Friday 18 January 2008

Perth

On the eve of the fourth day's play in the Perth test, I'm way too excited to sleep. 8 wickets to win. Five of those wickets need to be Ponting, Hussey, Clarke, Symonds and Gilcrist.

India are too close to not hope. And Australia have pulled off the impossible too many times (three wickets in five balls?) for me to let myself hope.

If I can't take the pressure 10000 miles away, how are the team coping? The good ones, the ones who've been around a while - Kumble, Sachin, Rahul, Saurav, Laxman, even Dhoni - they'd be immersing themselves in rituals. Sportsmen are called superstitious, but more accurately, they are ritualistic. The regimen anchors the spirit. Keeps the butterflies and demons from taking over. The same thing works on the field..adjusting the top of the pad, tapping the bat to the ground while taking guard, bouncing the tennis ball before serving...they work the same way. They help focus the spirit and mind on the task at hand.

It's harder for the less experienced players to stay calm because their regimen/ rituals are less well established. It's hardest on us watchers; we don't have rituals to anchor us or any task at hand to focus on.

Thursday 17 January 2008

Harmless snobbery

Observing the pristine, clean shoes of other people at the gym. People whose shoes have clearly not run 10 miles on muddy tracks last weekend while training for a marathon.

Saturday 12 January 2008

The Little Mermaid

Some gems from opera director Francesca Zambello's interpretation of Little Mermaid for a Broadway production:

- The mermaid ascends to the surface of the sea, her tail unfurling to reveal shapely legs. There is so much metaphor in that. It is like a rite of passage, her first menstrual cycle

- The wish-fulfillment element would give it broad appeal. Show me anybody in the world who hasn't wanted to be someone else. That's a universal theme. Everybody sees themselves as an outsider

- It was possible to interpret the little mermaid flight from the confines of the sea as a gay theme. The reality is that there are only two minorities who are born into families: disabled people and gay people. Every other minority is born of a family. That Ariel is an outsider in her own family connects...

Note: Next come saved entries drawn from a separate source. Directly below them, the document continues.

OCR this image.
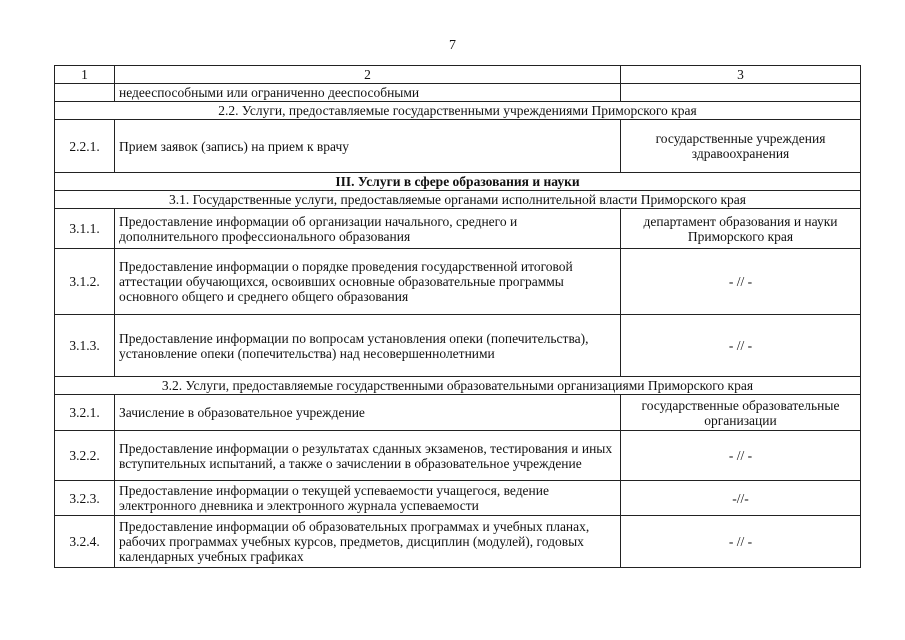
7
1	2	3
	недееспособными или ограниченно дееспособными	
2.2. Услуги, предоставляемые государственными учреждениями Приморского края		
2.2.1.	Прием заявок (запись) на прием к врачу	государственные учреждения здравоохранения
III. Услуги в сфере образования и науки		
3.1. Государственные услуги, предоставляемые органами исполнительной власти Приморского края		
3.1.1.	Предоставление информации об организации начального, среднего и дополнительного профессионального образования	департамент образования и науки Приморского края
3.1.2.	Предоставление информации о порядке проведения государственной итоговой аттестации обучающихся, освоивших основные образовательные программы основного общего и среднего общего образования	- // -
3.1.3.	Предоставление информации по вопросам установления опеки (попечительства), установление опеки (попечительства) над несовершеннолетними	- // -
3.2. Услуги, предоставляемые государственными образовательными организациями Приморского края		
3.2.1.	Зачисление в образовательное учреждение	государственные образовательные организации
3.2.2.	Предоставление информации о результатах сданных экзаменов, тестирования и иных вступительных испытаний, а также о зачислении в образовательное учреждение	- // -
3.2.3.	Предоставление информации о текущей успеваемости учащегося, ведение электронного дневника и электронного журнала успеваемости	-//-
3.2.4.	Предоставление информации об образовательных программах и учебных планах, рабочих программах учебных курсов, предметов, дисциплин (модулей), годовых календарных учебных графиках	- // -
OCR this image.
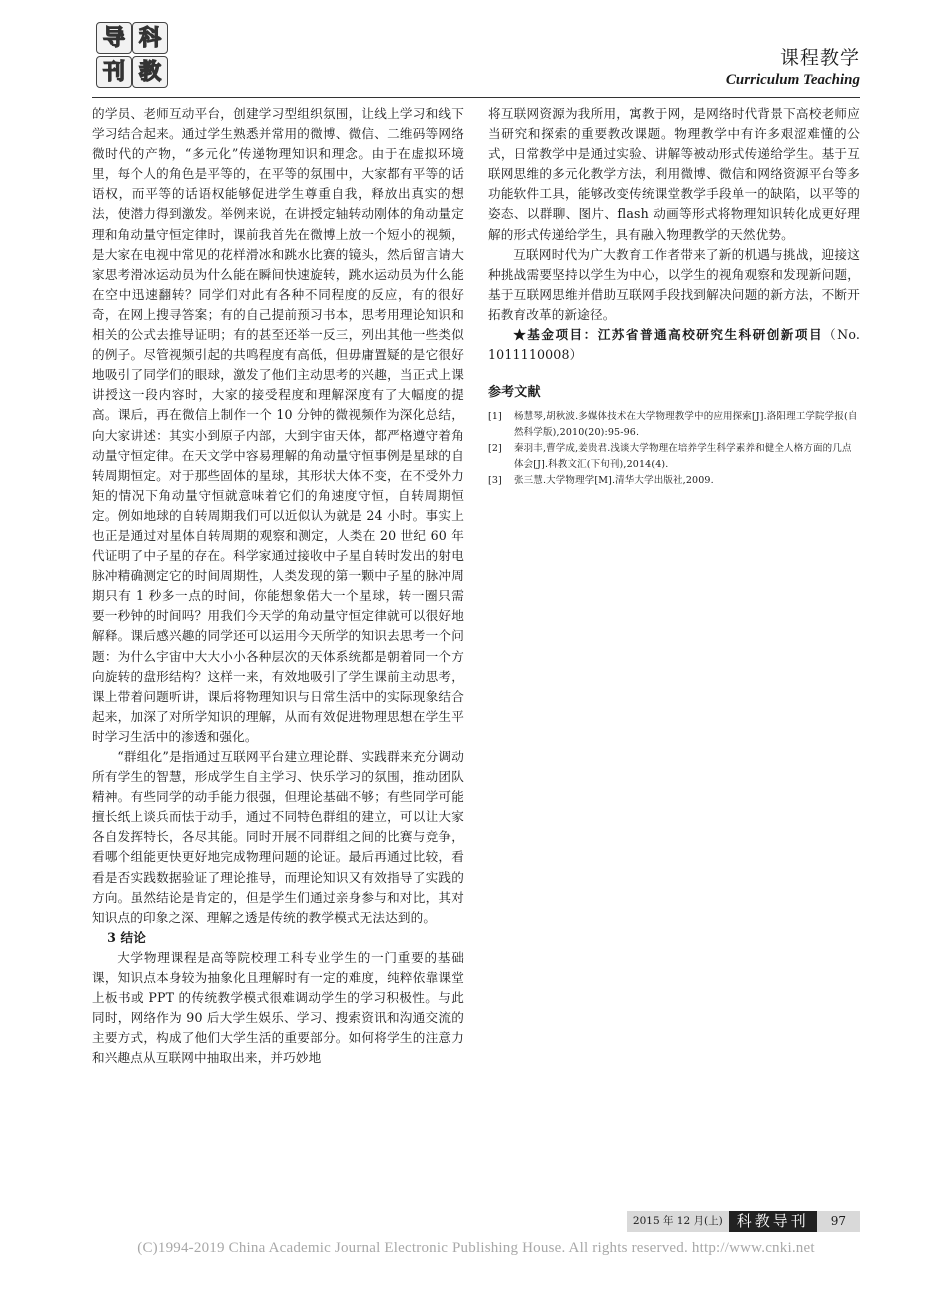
导 科
刊 教
课程教学
Curriculum Teaching

的学员、老师互动平台，创建学习型组织氛围，让线上学习和线下学习结合起来。通过学生熟悉并常用的微博、微信、二维码等网络微时代的产物，“多元化”传递物理知识和理念。由于在虚拟环境里，每个人的角色是平等的，在平等的氛围中，大家都有平等的话语权，而平等的话语权能够促进学生尊重自我，释放出真实的想法，使潜力得到激发。举例来说，在讲授定轴转动刚体的角动量定理和角动量守恒定律时，课前我首先在微博上放一个短小的视频，是大家在电视中常见的花样滑冰和跳水比赛的镜头，然后留言请大家思考滑冰运动员为什么能在瞬间快速旋转，跳水运动员为什么能在空中迅速翻转？同学们对此有各种不同程度的反应，有的很好奇，在网上搜寻答案；有的自己提前预习书本，思考用理论知识和相关的公式去推导证明；有的甚至还举一反三，列出其他一些类似的例子。尽管视频引起的共鸣程度有高低，但毋庸置疑的是它很好地吸引了同学们的眼球，激发了他们主动思考的兴趣，当正式上课讲授这一段内容时，大家的接受程度和理解深度有了大幅度的提高。课后，再在微信上制作一个 10 分钟的微视频作为深化总结，向大家讲述：其实小到原子内部，大到宇宙天体，都严格遵守着角动量守恒定律。在天文学中容易理解的角动量守恒事例是星球的自转周期恒定。对于那些固体的星球，其形状大体不变，在不受外力矩的情况下角动量守恒就意味着它们的角速度守恒，自转周期恒定。例如地球的自转周期我们可以近似认为就是 24 小时。事实上也正是通过对星体自转周期的观察和测定，人类在 20 世纪 60 年代证明了中子星的存在。科学家通过接收中子星自转时发出的射电脉冲精确测定它的时间周期性，人类发现的第一颗中子星的脉冲周期只有 1 秒多一点的时间，你能想象偌大一个星球，转一圈只需要一秒钟的时间吗？用我们今天学的角动量守恒定律就可以很好地解释。课后感兴趣的同学还可以运用今天所学的知识去思考一个问题：为什么宇宙中大大小小各种层次的天体系统都是朝着同一个方向旋转的盘形结构？这样一来，有效地吸引了学生课前主动思考，课上带着问题听讲，课后将物理知识与日常生活中的实际现象结合起来，加深了对所学知识的理解，从而有效促进物理思想在学生平时学习生活中的渗透和强化。

“群组化”是指通过互联网平台建立理论群、实践群来充分调动所有学生的智慧，形成学生自主学习、快乐学习的氛围，推动团队精神。有些同学的动手能力很强，但理论基础不够；有些同学可能擅长纸上谈兵而怯于动手，通过不同特色群组的建立，可以让大家各自发挥特长，各尽其能。同时开展不同群组之间的比赛与竞争，看哪个组能更快更好地完成物理问题的论证。最后再通过比较，看看是否实践数据验证了理论推导，而理论知识又有效指导了实践的方向。虽然结论是肯定的，但是学生们通过亲身参与和对比，其对知识点的印象之深、理解之透是传统的教学模式无法达到的。

3 结论

大学物理课程是高等院校理工科专业学生的一门重要的基础课，知识点本身较为抽象化且理解时有一定的难度，纯粹依靠课堂上板书或 PPT 的传统教学模式很难调动学生的学习积极性。与此同时，网络作为 90 后大学生娱乐、学习、搜索资讯和沟通交流的主要方式，构成了他们大学生活的重要部分。如何将学生的注意力和兴趣点从互联网中抽取出来，并巧妙地

将互联网资源为我所用，寓教于网，是网络时代背景下高校老师应当研究和探索的重要教改课题。物理教学中有许多艰涩难懂的公式，日常教学中是通过实验、讲解等被动形式传递给学生。基于互联网思维的多元化教学方法，利用微博、微信和网络资源平台等多功能软件工具，能够改变传统课堂教学手段单一的缺陷，以平等的姿态、以群聊、图片、flash 动画等形式将物理知识转化成更好理解的形式传递给学生，具有融入物理教学的天然优势。

互联网时代为广大教育工作者带来了新的机遇与挑战，迎接这种挑战需要坚持以学生为中心，以学生的视角观察和发现新问题，基于互联网思维并借助互联网手段找到解决问题的新方法，不断开拓教育改革的新途径。

★基金项目：江苏省普通高校研究生科研创新项目（No. 1011110008）

参考文献

[1] 杨慧琴,胡秋波.多媒体技术在大学物理教学中的应用探索[J].洛阳理工学院学报(自然科学版),2010(20):95-96.

[2] 秦羽丰,曹学成,姜贵君.浅谈大学物理在培养学生科学素养和健全人格方面的几点体会[J].科教文汇(下旬刊),2014(4).

[3] 张三慧.大学物理学[M].清华大学出版社,2009.

2015 年 12 月(上) 科教导刊	97
(C)1994-2019 China Academic Journal Electronic Publishing House. All rights reserved. http://www.cnki.net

- Mermaids have no genitalia. That's something you don't really think about until you work on mermaids, but then you think about it a lot.

Friday 11 January 2008

Benazir Bhutto

The commentary about Benazir's assassination has been mainly about what a dangerous place Pakistan is. That is true. But all that geopolitical risk is obscuring is the poignancy of Benazir's life...the intense, shy, awkward, intellectual, ambitious young woman...wounded and humiliated by the hanging of the father she hero worshipped...who chose to marry to a hard-drinking, extravagantly mustachioed polo player, who swears like a wounded pirate and is nicknamed Mr. Five Percent the size of the bribes he routinely took...the big pile of Mills and Boon novels at her bedside...the pristine white head scarf and the scarlet lipstick...her uneasy truce with the mullahs who murdered her father...her cynical betrayal of the peace process with India...her heartfelt tears at the grave of her brother, a brother she once was close to, whose murder she had allegedly commissioned...her returning to Pakistan even when she could see in Musharraf's eye the shadow of Zia-ul-Haq, the man who murdered her father...

The British still take pride in the dramatic lives of Queen Elizabeth I and Mary Queen of Scots. The subcontinent still has royalty whose lives are similarly dramatic.

My wife spotted this great piece in the Asian Age.

http://www.iht.com/articles/2007/12/28/opinion/edyusef.php

House Prices

Enjoyed Robert Samuelson's take on housing in America.

http://www.realclearpolitics.com/articles/2008/01/can_we_cure_our_house_lust.html

Wednesday 9 January 2008

Run, Fat Boy, Run

The ideal in-flight film for a guy running his first marathon. Watch the trailer here.

http://www.youtube.com/watch?v=lTrfuX1Pb-k

Wednesday 2 January 2008

The Strange Rise of Modern India




I have rapidly gone from being delighted with this book - because this is a non-Indian writer who clearly gets India like it is - to being bored stiff - because it is telling me nothing that I don't already know. I'm not going to bother ploughing through the rest of the book. But it probably is a nice introduction to modern India for someone who isn't already immersed in the culture.